[dev] Fix kronolith-agenda script

Thu Mar 29 14:14:23 UTC 2012

Zitat von Gonçalo Queirós <goncalo.queiros at portugalmail.net>:

> On 03/21/2012 11:40 AM, Gonçalo Queirós wrote:
>> Citando Jan Schneider <jan at horde.org>:
>>> Zitat von Gonçalo Queirós <goncalo.queiros at portugalmail.net>:
>>>> Hi there dev.
>>>>
>>>>   We were trying to use the kronolith-agenda script to send daily  
>>>> agendas to
>>>>   everyone on our service, but the problem is that we currently have more
>>>>   than 350.000 shares and the script just runs out of memory,  
>>>> even with 2Gb!
>>>>
>>>>   Looking at the script more closely, we think there's a way to make the
>>>>   script work, regardless of the number of shares on the system,  
>>>> but we would
>>>>   like your opinion on that before coming out with a patch.
>>>>
>>>>   Current script:
>>>>   1 - Get every calendar share
>>>>   2 - For every share, list its events, to check if it has any  
>>>> event to the
>>>>   current day
>>>  This is not correct, there is no such step
>> Sorry, was debugging on my own code ;-)
>>>
>>>> 3 - For the remaining list get all users that have access to the calendars
>>>>   4 - For every user, check if he desires to receive the daily  
>>>> agenda (pref)
>>>>   5 - For every user that wants to receive the daily agenda, get his
>>>>   calendars
>>>>   6 - Again for every calendar get the ones that have any event to the
>>>>   current day
>>>>   7 - Send the email if there's any calendar left
>>>>
>>>>   For our installation the current script stops on the first step, because
>>>>   it runs out of memory.
>>>>   We thought on creating sub-sets for the shares, but the problem  
>>>> is that we
>>>>   only know the full agenda of a user after we analyze all shares he has
>>>>   access to.
>>>>
>>>>   What we propose:
>>>>   1 - Get every users that desire to receive the daily agenda (pref)
>>>  That's exactly what steps 1, 3, and 4 do.
>> I know, the difference is that instead of asking for all the shares, we
>> could ask directly for all the users that wan't to receive an agenda, so
>> we could eventually narrow the search.
>> Also, knowing the user instead of the calendars allows us to immediately
>> send the user his agenda, which will free the memory when the loop for
>> that user ends.
>>>> 2 - execute the steps 5,6,7 of the original script
>>>>
>>>>   In the worst case scenario this script will still perform  
>>>> better than the
>>>>   current one, because it doesn't have the first 3 steps.
>>>>   With this approach we can create sub-sets of users which will allow the
>>>>   script to run until the end without running out of memory (even  
>>>> if this is
>>>>   a long process, it will execute)
>>>>
>>>>   Problems:
>>>>   We don't think there's currently a method to retrieve all prefs from the
>>>>   backed by its name.

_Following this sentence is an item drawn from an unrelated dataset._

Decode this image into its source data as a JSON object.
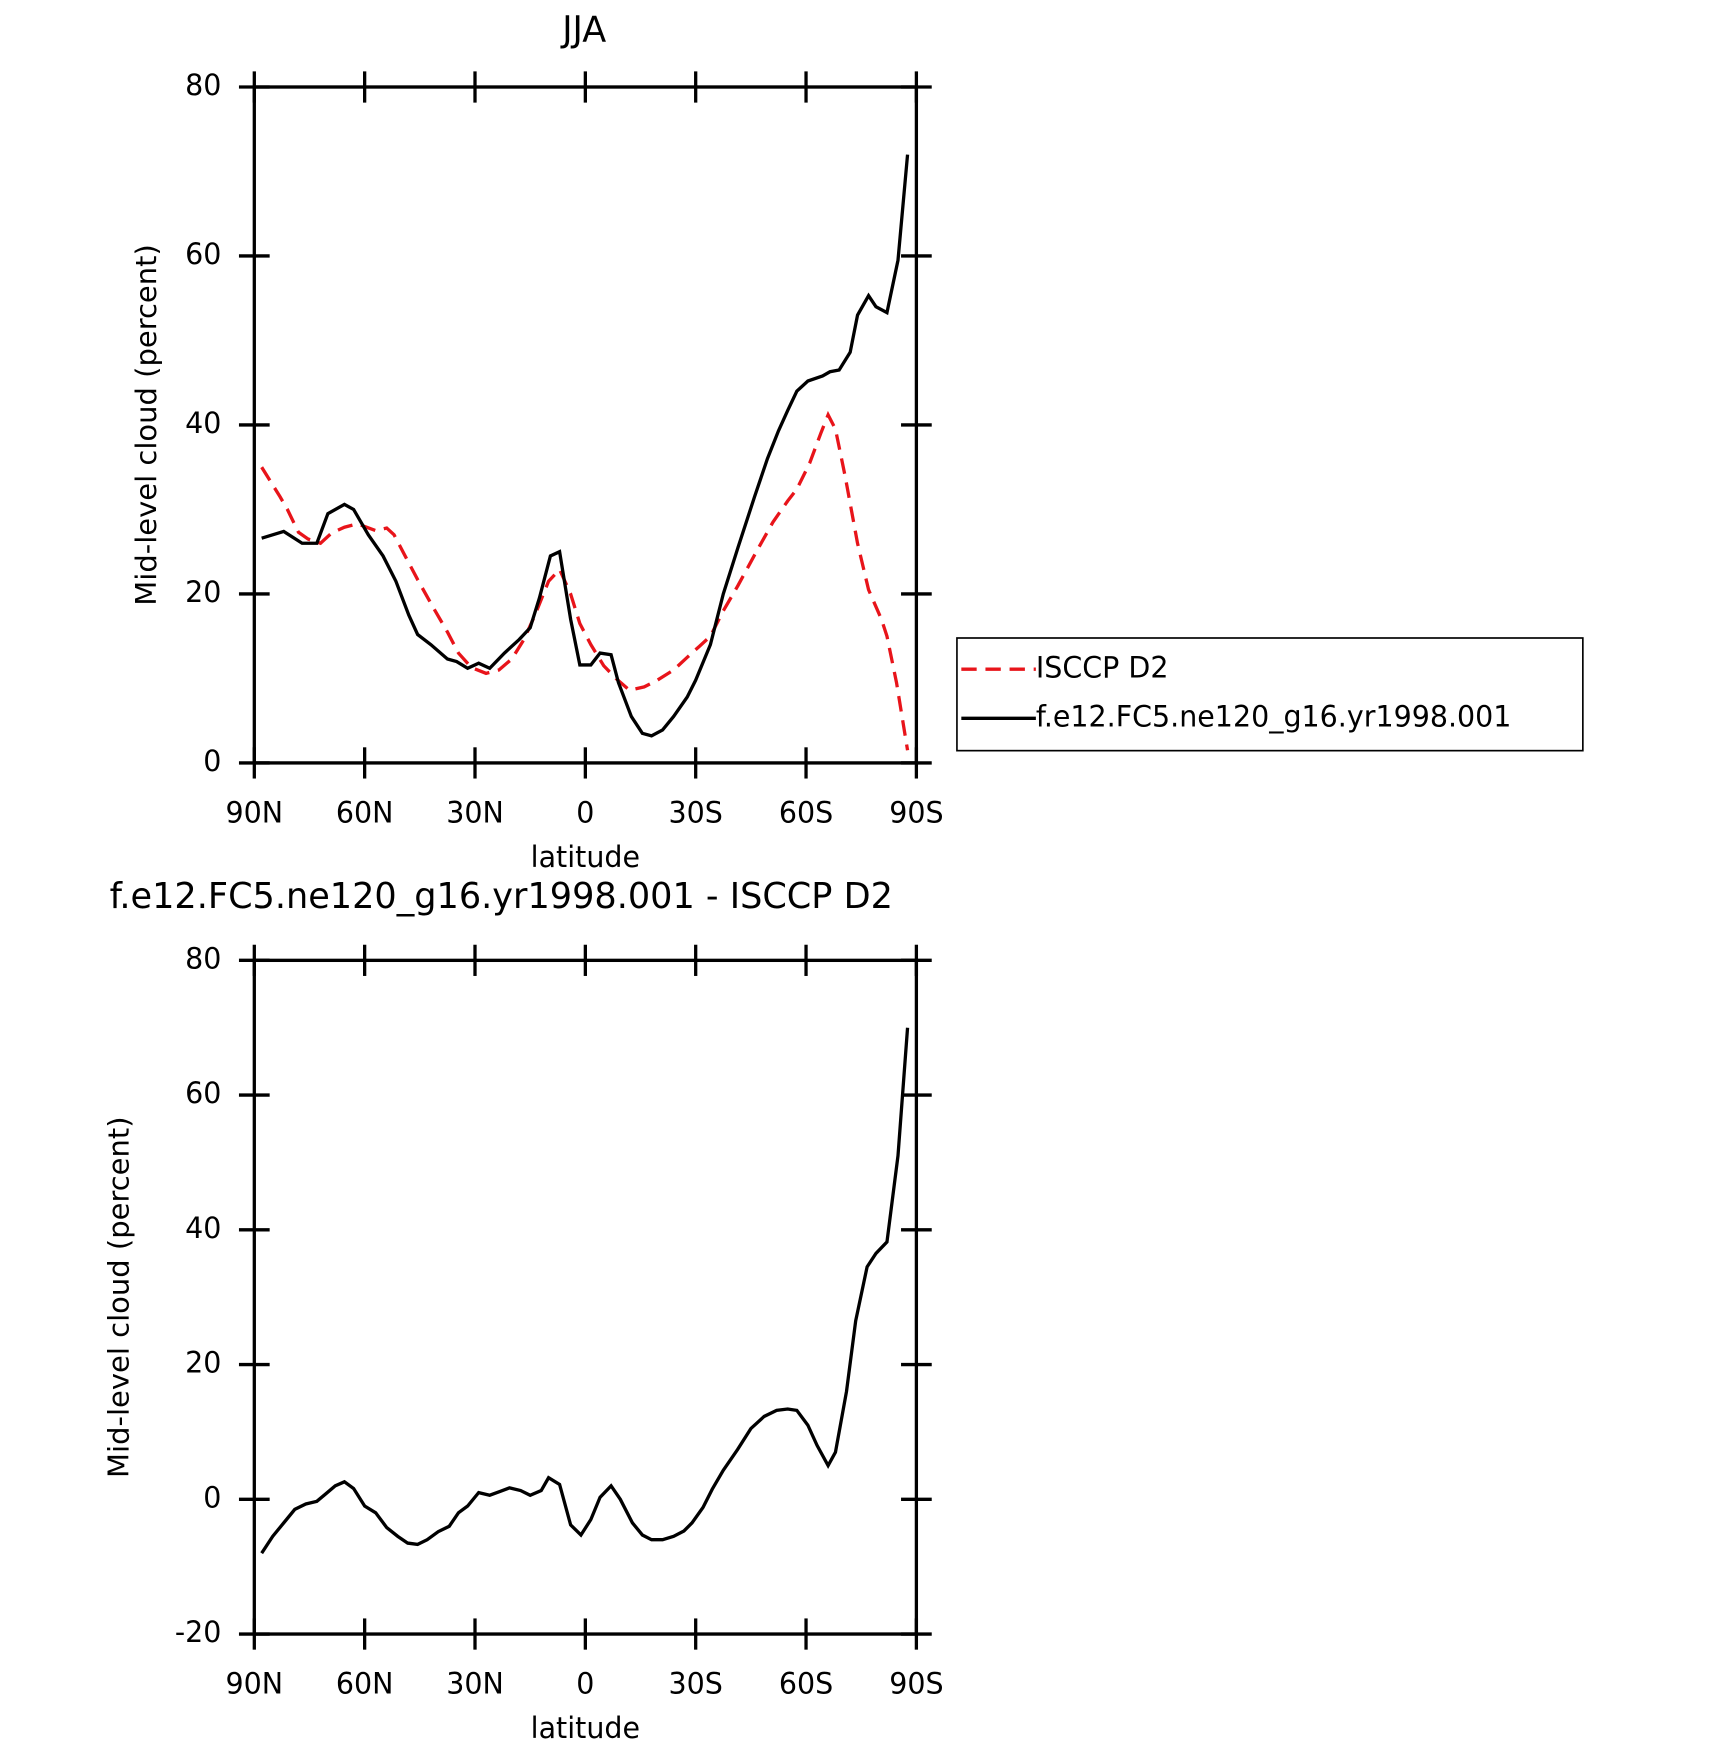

Maybe we need to create it, and state that  
>>>> this is for
>>>>   admin purposes only and shouldn't be called by the user-level code (just
>>>>   like the listAllShares method from Horde_Share_Sql).
>>>>   Currently the pref_name column is not indexed, so we expect  
>>>> slow queries.
>>>>   The fix for that is obvious.
>>>  The problem is that not all backends support listing preference  
>>> details for others than the current user. On the other hand, those  
>>> backends are already missing some features anyway, and we already  
>>> have a listScopes() method that is only implemented in a few  
>>> backends too. In the end this might be an option.
>>>  Actually, since the same script already requires the preference  
>>> backend to return any user's preference, this would be a safe  
>>> approach.
>>>
>>>  Another approach would be do take a further look at why  
>>> listAllShares() exceeds memory. Well, there is not much to look  
>>> actually when creating 350.000+ share objects and then attempting  
>>> to sort them. Alternatively we could implement an Iterator  
>>> interface in the share drivers and only receive the shares one by  
>>> one while looping them.
>>>
>>>  Jan.
>>>
>>>  --
>>>  The Horde Project
>>> http://www.horde.org/
>>>
>>>
>>>  --
>>>  Horde developers mailing list
>>>  Frequently Asked Questions: http://horde.org/faq/To unsubscribe,  
>>> mail: dev-unsubscribe at lists.horde.org
>> If you iterate the shares one by one i think you will end up with a
>> similar problem, because you can't send an agenda before you have all the
>> events from all the calendars that a user has access to. So you would
>> probably end up again with the 350.000+ shares on memory.
>>
>> Will try to produce a patch and submit for your appreciation.
>
> Jan, attached is a first preview patch, so you can see if things are  
> going in the desired direction.
> Returning a class that implements the ArrayAccess allows backward  
> compatibility, but unfortunately, any array_ like function  
> (array_merge, array_keys, etc) don't work, so a bit more of refactor  
> is needed.
>
> One thing that needs to be done is move the Horde_Share_List factory  
> to an injector (if I understand the injectors correctly), but for  
> now I instantiated the objects inside the Horde_Share_Sql directly.
>
> Another problem I found was that Horde_Shares can have callbacks for  
> listings, so for now I create the new Horde_Share_List object and if  
> the callback is active, that object is sent to the callback. This  
> might brake up for users that rely on array_ like functions, because  
> as stated above they wont work now.
>
> What do you devs think?

- You cannot implement ArrayAccess in the base class and Iterator in  
the sub-class only. Why do you implement ArrayAccess at all? If  
necessary, the Horde_Share_List consumers can use iterator_to_array().
- You cannot use PDO functionality in the SQL driver. You need to use  
the Horde_Db API. Horde_Db's select() already returns an Iterator that  
you can proxy in Horde_Share_List.
- You cannot use the injector or any other globals in library code.
- You only need share_id in the SQL driver's SELECT query.
- Using the iterator obviously scales better memory-wise, but did you  
test how it scales performance-wise. IIUC you are now reading each  
share individually from the backend which could be a performance  
degration.

Jan.

-- 
The Horde Project
http://www.horde.org/